Inizia a preoccuparmi l'impatto che l'AI sta avendo sulla creazione di contenuti di qualità. Gli incentivi per farlo si sono ridotti drasticamente (primo, tutti parlano di lavori che scompariranno, e allora perché uno dovrebbe impegnarsi nell'acquisire nuove competenze? secondo, il trend di riduzione del traffico ai siti web è ora molto evidente).

Dice Josh W. Comeau, che possiede un prolifico blog gratuito che fa da base per promuovere i suoi (straordinari) corsi:

I’ve spoken to a few course creators now, and we’re all seeing the same trend. Revenue down 50%+. Fewer people engaging with our content. People switching to LLMs, which slurp up all of our work and regurgitate it, without consent or compensation.

Esperienza simile quella di Stefan Judis, autore della bellissima newsletter Web Weekly, che dice:

This isn't the full graph but my blog traffic is down to a quarter from what it used to be. Web Weekly subscribers are stagnating at around 6.4k since the beginning of the year. Frankly, many others and I struggle and question if all this education, curation, writing, and speaking actually matters. And I honestly don't have an answer to that.

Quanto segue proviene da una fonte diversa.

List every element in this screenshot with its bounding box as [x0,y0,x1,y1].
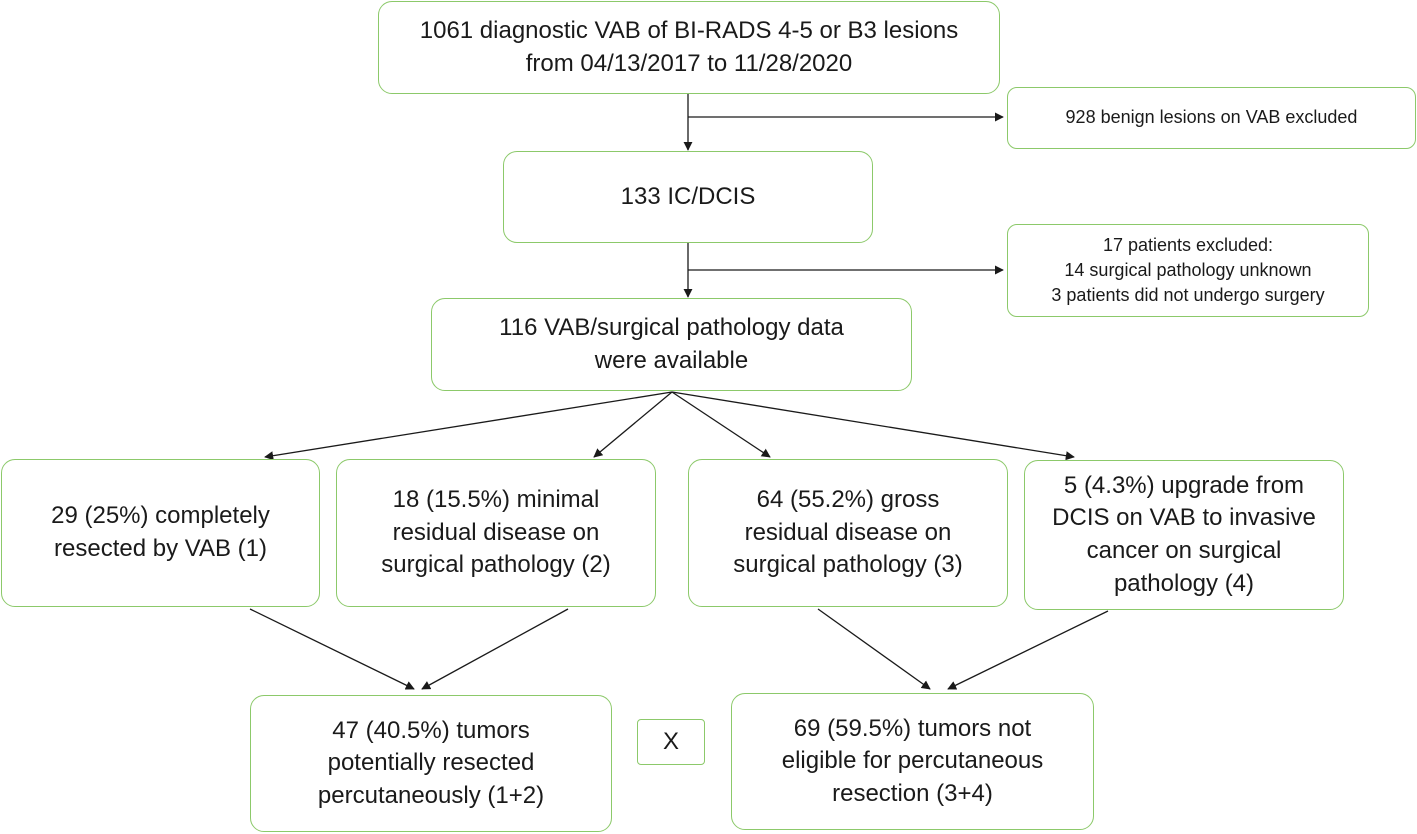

I, for one, enjoy a human touch. I enjoy craft and care. I enjoy the tiny details. I like the idea of a human putting in the work. Regardless of whether it's writing, speaking, coding... I'm online for seeing "the good stuff".

If everything is low effort, what's the point of it? If everything becomes generated, there's no need for creation. And maybe that's just the next era and I'm sentimental about the good old times [...].